Nascar Drivers, Please Split Your Head Open
Ok...this is a Jerry Seinfeld "what's the deal with..." moment. I'm sorry, but I just can't help it. What's the deal with Nascar drivers doing back flips off the top of their car every time they win a damn race? Every time on I turn on Sportscenter, looking to see the highlights of a real sport, I am instead subjected to five different camera angles of some dude covered in ads for laundry detergent doing acrobatics off a stock car.Wow, so you drove a car around in a circle without blowing a tire or slamming into a wall. Congratulations. You don't see me doing flips off my civic every time I make it home from the grocery store unscathed. You know, whoever did the back flip first must get some props. I'm sure it was really cool at first. But having every driver do the same celebration when they win might just be the lamest thing ever. Imagine for a moment if every time any player in the NFL scored a touchdown, they pulled out a cell phone. I'm pretty sure it would lose its appeal real fast. The back flip has lost its appeal. Nascar drivers, you need to stop. It is only a matter of time before one of you doesn't land your victory flip and you're brains are getting powerwashed off the pavement.
Since the average Nascar driver has about three braincells, I understand it may be difficult for you guys to come up with new celebrations. So to make things easier, I've decided to offer you a couple suggestions.
1. Start slamming whatever it is that is plastered all over your car and uniform. If you're sponsored by Jack Danials, lets see you pound that for a few minutes....then attempt the back flip. And if you're sponsored by Tide or some Anti-Freeze, even better. If your sponsor is an actual drink, like Pepsi or Mountain do or something, immidietly resort to suggestion #3.
2. Secede from the Union. This may take a little longer than doing a back flip, but I think its worth it. The fact that more people in the US watch this shit instead of the NHL makes about as much sense as Charles Barkley's last book. The "chase for the cup" or whatever its called should have its own country. I'm sure it would have a great constitution and bill of rights...or at least a lot of Busch Light.
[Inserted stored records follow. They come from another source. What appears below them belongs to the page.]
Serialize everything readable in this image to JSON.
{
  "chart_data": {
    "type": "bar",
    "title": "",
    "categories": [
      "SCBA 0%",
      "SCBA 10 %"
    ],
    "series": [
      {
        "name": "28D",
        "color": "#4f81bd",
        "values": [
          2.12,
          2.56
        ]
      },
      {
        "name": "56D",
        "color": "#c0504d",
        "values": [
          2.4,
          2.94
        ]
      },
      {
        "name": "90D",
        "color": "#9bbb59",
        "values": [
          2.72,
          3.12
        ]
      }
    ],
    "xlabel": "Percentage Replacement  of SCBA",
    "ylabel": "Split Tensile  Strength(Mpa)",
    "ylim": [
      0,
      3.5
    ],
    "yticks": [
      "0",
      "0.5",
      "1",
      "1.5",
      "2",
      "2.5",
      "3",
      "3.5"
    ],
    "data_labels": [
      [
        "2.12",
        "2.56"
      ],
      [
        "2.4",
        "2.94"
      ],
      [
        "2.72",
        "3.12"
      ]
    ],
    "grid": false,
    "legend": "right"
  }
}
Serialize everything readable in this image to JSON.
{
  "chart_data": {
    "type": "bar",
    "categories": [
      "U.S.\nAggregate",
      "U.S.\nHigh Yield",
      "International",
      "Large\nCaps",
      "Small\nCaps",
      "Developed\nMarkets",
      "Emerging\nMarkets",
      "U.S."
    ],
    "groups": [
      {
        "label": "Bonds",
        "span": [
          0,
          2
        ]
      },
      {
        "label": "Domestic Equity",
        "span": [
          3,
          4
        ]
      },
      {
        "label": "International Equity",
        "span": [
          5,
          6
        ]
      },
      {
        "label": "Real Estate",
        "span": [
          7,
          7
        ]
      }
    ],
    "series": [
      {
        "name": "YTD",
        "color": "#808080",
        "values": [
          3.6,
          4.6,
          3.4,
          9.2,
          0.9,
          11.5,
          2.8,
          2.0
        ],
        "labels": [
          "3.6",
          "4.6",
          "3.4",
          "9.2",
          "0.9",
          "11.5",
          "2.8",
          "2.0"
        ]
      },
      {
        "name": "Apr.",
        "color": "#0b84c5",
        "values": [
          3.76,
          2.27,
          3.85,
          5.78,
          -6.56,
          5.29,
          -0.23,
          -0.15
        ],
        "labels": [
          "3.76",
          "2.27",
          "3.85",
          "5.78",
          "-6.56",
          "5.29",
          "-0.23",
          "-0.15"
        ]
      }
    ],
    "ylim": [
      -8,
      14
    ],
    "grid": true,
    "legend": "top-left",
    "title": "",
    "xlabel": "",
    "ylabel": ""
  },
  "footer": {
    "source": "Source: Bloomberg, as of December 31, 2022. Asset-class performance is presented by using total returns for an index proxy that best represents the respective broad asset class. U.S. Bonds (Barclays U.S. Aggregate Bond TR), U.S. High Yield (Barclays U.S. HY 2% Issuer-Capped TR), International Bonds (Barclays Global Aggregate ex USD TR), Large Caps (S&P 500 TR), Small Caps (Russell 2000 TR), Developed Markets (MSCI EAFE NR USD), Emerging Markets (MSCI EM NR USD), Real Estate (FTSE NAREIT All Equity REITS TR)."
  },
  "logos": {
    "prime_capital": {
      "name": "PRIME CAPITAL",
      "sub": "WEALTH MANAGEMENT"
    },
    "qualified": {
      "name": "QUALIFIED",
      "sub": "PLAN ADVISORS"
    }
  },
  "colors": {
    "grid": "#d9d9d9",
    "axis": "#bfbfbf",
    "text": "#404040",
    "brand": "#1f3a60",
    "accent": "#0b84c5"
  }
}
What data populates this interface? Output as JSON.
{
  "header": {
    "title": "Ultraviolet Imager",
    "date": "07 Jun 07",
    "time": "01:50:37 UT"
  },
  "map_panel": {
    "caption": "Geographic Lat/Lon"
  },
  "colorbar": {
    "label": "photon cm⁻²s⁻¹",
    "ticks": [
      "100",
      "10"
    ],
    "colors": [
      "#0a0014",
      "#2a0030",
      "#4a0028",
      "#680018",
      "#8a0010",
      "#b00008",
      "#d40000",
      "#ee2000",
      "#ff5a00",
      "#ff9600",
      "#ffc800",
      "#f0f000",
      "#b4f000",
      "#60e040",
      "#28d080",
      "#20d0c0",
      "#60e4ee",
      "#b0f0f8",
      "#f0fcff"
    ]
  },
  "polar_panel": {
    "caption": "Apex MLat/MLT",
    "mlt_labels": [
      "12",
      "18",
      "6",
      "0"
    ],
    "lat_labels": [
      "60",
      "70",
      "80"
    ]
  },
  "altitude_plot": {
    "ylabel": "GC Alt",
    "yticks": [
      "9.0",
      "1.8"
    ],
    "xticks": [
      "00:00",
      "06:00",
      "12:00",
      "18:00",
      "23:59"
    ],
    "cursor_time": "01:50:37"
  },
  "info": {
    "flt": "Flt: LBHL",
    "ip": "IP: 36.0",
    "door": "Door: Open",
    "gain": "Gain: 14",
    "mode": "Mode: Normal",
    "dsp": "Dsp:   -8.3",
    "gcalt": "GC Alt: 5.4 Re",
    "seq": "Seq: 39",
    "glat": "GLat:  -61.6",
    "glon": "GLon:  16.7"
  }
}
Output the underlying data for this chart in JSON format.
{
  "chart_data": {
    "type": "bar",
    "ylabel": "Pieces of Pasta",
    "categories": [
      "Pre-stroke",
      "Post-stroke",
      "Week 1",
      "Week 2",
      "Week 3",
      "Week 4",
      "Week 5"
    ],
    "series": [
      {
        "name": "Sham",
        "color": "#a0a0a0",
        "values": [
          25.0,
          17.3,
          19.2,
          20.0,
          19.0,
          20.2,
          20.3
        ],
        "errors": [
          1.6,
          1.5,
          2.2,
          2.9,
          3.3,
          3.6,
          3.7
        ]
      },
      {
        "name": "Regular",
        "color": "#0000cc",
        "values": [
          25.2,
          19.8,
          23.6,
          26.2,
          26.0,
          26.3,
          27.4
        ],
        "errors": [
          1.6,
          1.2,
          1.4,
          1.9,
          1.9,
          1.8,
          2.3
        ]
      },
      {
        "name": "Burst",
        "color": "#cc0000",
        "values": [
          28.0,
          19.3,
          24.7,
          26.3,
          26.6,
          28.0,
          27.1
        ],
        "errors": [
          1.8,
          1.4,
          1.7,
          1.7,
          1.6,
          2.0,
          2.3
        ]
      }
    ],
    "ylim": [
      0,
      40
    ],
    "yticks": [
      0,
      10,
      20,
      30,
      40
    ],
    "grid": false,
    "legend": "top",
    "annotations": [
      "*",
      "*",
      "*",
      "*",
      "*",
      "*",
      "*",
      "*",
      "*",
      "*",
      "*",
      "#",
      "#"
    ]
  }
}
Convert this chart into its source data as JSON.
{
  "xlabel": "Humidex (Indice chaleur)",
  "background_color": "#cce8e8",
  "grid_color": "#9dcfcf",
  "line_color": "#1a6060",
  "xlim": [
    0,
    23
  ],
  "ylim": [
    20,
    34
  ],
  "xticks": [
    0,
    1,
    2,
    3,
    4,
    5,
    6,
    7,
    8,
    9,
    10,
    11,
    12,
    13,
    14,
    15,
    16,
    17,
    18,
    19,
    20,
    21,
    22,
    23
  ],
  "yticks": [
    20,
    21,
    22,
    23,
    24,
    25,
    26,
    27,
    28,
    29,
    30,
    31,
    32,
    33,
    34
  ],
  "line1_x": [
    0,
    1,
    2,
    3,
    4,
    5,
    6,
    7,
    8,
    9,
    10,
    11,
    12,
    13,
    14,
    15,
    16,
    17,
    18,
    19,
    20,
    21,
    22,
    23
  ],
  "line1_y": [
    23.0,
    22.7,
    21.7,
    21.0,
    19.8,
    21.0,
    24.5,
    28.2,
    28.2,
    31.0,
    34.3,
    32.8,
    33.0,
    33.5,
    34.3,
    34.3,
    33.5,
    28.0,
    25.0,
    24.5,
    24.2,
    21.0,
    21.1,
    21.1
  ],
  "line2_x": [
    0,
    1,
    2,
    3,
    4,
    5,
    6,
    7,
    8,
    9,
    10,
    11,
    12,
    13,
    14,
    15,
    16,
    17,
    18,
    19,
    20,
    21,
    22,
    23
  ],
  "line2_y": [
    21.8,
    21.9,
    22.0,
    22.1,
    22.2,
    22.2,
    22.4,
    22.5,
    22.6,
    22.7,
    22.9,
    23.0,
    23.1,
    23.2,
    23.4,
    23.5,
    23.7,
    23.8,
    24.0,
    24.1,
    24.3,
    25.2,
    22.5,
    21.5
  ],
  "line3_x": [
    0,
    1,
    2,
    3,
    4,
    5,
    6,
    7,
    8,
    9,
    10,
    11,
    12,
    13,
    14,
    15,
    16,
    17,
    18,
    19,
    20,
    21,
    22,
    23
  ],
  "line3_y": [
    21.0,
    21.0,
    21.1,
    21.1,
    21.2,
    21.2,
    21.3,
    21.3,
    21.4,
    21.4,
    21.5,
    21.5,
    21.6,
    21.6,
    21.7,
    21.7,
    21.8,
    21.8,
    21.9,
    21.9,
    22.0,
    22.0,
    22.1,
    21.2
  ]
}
3. Kill yourself. Your sport, and its fans, are completly worthless. Just pull out daddy's twelve gauge and swallow the barrell. I'm tired of seeing you on TV, throwing helmets at each other, bitching about how someone bumped you, or being lumped in the same category as people who play real sports. And most of all, I'm tired of watching a bunch of rednecks doing their best Kerri Strug impression everytime I turn on Sportscenter. So please stop.
To all my fans down south...Sorry. Watch hockey.



1 Comments:
Always a nice break from my long boring desk job to take a look at your blog. I agree on the whole NASCAR phenomenon; If I have to hear some redneck whining one more time about NASCAR being "the fastest growing spectator sport in America" I'll suicide bomb the Brickyard 400.